Na implantação de sistema de custos no Banco Central do Brasil - BACEN [04], por exemplo, privilegiou-se os macroprocessos finalísticos [05], sendo que os processos de trabalho dos departamentos e as macroatividades foram relacionados de forma a terem seus custos direcionados aos macroprocessos.
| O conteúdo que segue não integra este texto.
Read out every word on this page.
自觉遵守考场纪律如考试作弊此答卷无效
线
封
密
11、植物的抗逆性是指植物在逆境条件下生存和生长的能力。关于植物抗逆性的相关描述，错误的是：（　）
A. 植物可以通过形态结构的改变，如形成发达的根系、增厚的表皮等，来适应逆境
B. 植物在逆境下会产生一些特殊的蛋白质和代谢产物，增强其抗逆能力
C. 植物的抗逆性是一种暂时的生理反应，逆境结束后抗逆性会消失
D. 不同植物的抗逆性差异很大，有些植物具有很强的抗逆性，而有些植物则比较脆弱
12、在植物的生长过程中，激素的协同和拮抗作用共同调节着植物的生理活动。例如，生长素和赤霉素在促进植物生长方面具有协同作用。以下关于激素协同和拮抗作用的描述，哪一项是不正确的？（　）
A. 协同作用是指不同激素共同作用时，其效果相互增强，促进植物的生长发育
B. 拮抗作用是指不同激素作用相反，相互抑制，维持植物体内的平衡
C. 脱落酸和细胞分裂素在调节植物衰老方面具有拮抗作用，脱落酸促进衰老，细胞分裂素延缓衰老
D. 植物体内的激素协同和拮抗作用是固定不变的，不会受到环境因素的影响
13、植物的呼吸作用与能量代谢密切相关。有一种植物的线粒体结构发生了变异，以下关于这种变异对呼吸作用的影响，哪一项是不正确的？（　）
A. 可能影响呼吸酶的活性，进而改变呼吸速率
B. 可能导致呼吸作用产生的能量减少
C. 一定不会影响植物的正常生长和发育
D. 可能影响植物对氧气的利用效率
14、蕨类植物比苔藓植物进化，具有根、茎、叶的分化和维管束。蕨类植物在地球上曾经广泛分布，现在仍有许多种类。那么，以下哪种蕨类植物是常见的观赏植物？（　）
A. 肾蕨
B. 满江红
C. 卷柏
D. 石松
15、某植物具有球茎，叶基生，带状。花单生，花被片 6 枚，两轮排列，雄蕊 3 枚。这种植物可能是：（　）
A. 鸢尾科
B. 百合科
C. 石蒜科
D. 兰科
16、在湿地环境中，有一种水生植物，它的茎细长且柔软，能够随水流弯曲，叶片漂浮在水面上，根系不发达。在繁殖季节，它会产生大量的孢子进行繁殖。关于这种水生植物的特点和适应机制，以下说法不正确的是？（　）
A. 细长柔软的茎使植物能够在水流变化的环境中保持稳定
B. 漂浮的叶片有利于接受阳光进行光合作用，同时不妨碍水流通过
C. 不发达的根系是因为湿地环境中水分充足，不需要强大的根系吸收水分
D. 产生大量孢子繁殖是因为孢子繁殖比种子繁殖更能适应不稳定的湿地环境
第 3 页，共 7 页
Como exemplo deste mapeamento, citamos o macroprocesso finalístico de regulamentação e supervisão do Sistema Financeiro Nacional – SFN, conforme segue:

Macroprocesso finalístico: regulamentação e supervisão do Sistema Financeiro Nacional.

Processos de trabalho dos departamentos: regulamentação; supervisão; reestruturação do sistema financeiro estatal.

Macroatividades: fundamentação e regulamentação (regulamentação); supervisão, processos administrativos, e regime especial (supervisão).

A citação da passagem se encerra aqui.